Does everyone who got a COVID-19 vaccine need to be tested for HIV? No, that's not true: A COVID vaccine that produced false-positive results for the virus that causes AIDS was used during clinical trials in Australia but later discontinued because of the "risk to vaccine confidence" those test results generated. The vaccine used harmless HIV fragments that produced the false positives.
From "2 weeks to flatten the curve" to... "You should all get tested for HIV."
This is what the post looked like on February 16, 2022:
(Source: Facebook screenshot taken on Wed Feb 16 21:41:05 2022 UTC)
The video shared in the Facebook post is old and edited. The original was produced by Australia's Seven News in December 2020. The country had just pulled the plug on the University of Queensland/CSL vaccine, which was under clinical trial and producing false positive HIV test results. The reason? The vaccine contained harmless HIV fragments. The clinical trials looked good. The vaccine was effective, but the PR wasn't working out, Minister for Health Greg Hunt said on December 11, 2020:
It's a powerful and important breakthrough as a platform, and we thank our scientists for that.
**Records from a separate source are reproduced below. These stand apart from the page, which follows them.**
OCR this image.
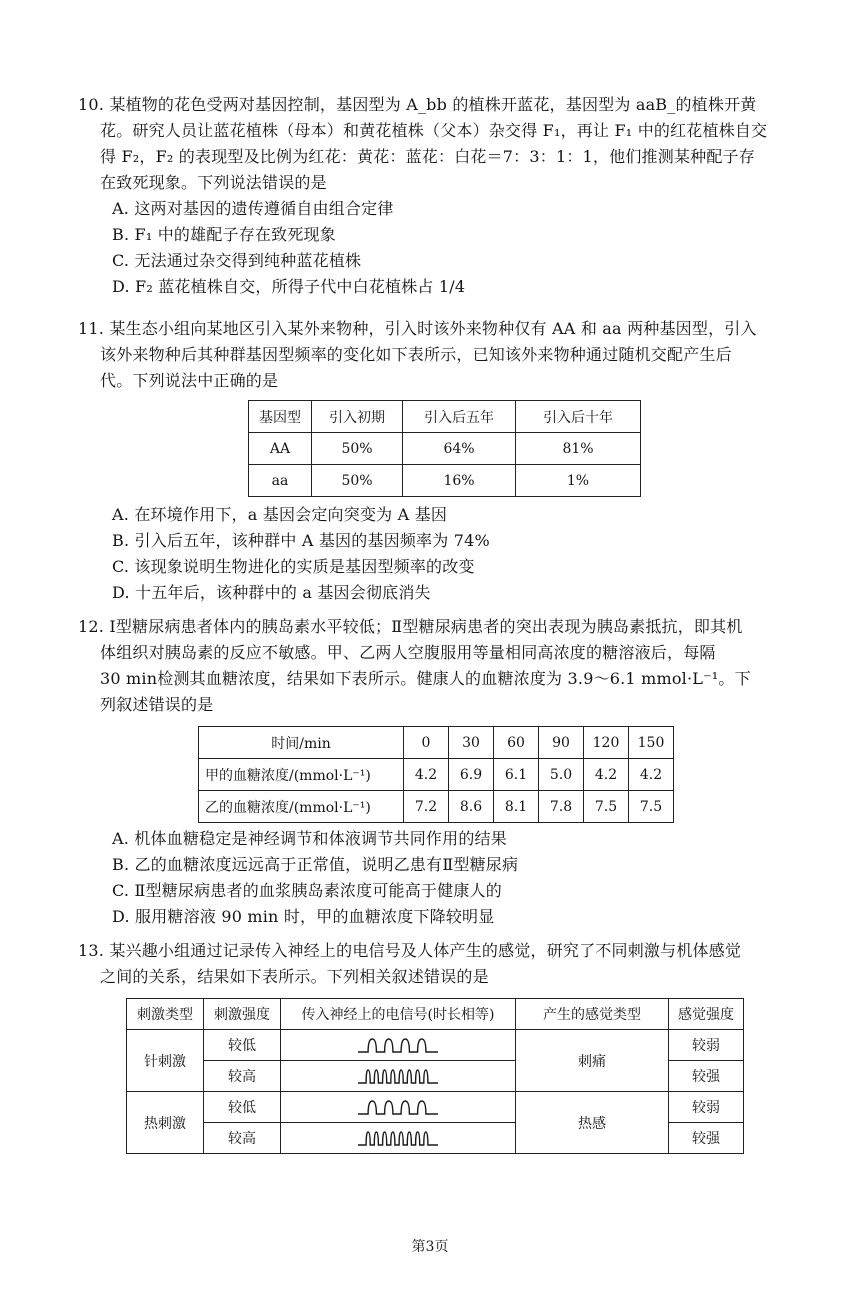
10. 某植物的花色受两对基因控制，基因型为 A_bb 的植株开蓝花，基因型为 aaB_的植株开黄

花。研究人员让蓝花植株（母本）和黄花植株（父本）杂交得 F₁，再让 F₁ 中的红花植株自交

得 F₂，F₂ 的表现型及比例为红花：黄花：蓝花：白花＝7：3：1：1，他们推测某种配子存

在致死现象。下列说法错误的是

A. 这两对基因的遗传遵循自由组合定律

B. F₁ 中的雄配子存在致死现象

C. 无法通过杂交得到纯种蓝花植株

D. F₂ 蓝花植株自交，所得子代中白花植株占 1/4

11. 某生态小组向某地区引入某外来物种，引入时该外来物种仅有 AA 和 aa 两种基因型，引入

该外来物种后其种群基因型频率的变化如下表所示，已知该外来物种通过随机交配产生后

代。下列说法中正确的是

基因型	引入初期	引入后五年	引入后十年
AA	50%	64%	81%
aa	50%	16%	1%

A. 在环境作用下，a 基因会定向突变为 A 基因

B. 引入后五年，该种群中 A 基因的基因频率为 74%

C. 该现象说明生物进化的实质是基因型频率的改变

D. 十五年后，该种群中的 a 基因会彻底消失

12. Ⅰ型糖尿病患者体内的胰岛素水平较低；Ⅱ型糖尿病患者的突出表现为胰岛素抵抗，即其机

体组织对胰岛素的反应不敏感。甲、乙两人空腹服用等量相同高浓度的糖溶液后，每隔

30 min检测其血糖浓度，结果如下表所示。健康人的血糖浓度为 3.9～6.1 mmol·L⁻¹。下

列叙述错误的是

时间/min	0	30	60	90	120	150
甲的血糖浓度/(mmol·L⁻¹)	4.2	6.9	6.1	5.0	4.2	4.2
乙的血糖浓度/(mmol·L⁻¹)	7.2	8.6	8.1	7.8	7.5	7.5

A. 机体血糖稳定是神经调节和体液调节共同作用的结果

B. 乙的血糖浓度远远高于正常值，说明乙患有Ⅱ型糖尿病

C. Ⅱ型糖尿病患者的血浆胰岛素浓度可能高于健康人的

D. 服用糖溶液 90 min 时，甲的血糖浓度下降较明显

13. 某兴趣小组通过记录传入神经上的电信号及人体产生的感觉，研究了不同刺激与机体感觉

之间的关系，结果如下表所示。下列相关叙述错误的是

刺激类型	刺激强度	传入神经上的电信号(时长相等)	产生的感觉类型	感觉强度
针刺激	较低		刺痛	较弱
	较高			较强
热刺激	较低		热感	较弱
	较高			较强
第3页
But the issue, which by mutual agreement with CSL led to the decision not to proceed to Stage 3 trials and, therefore, not to move to a purchase, is that there was the risk of false-positive HIV results. They are false. It comes from the protein that was used. And as a result of that, the scientific advice is that the risk to vaccine confidence was the principal issue here, and we made the decision unanimously as a National Security Committee, the scientific advice was unanimous, the agreement with CSL not to proceed was mutual. And this is the scientific process working. It's the planning process working. It's an honest explanation of some of the challenges we've had. But, at the end of the day, 31 million new vaccines purchased for Australia, and the potential for a slightly earlier completion of the rollout with the commencement process still on track for March, subject to the approvals and the news on our vaccine candidates is strong.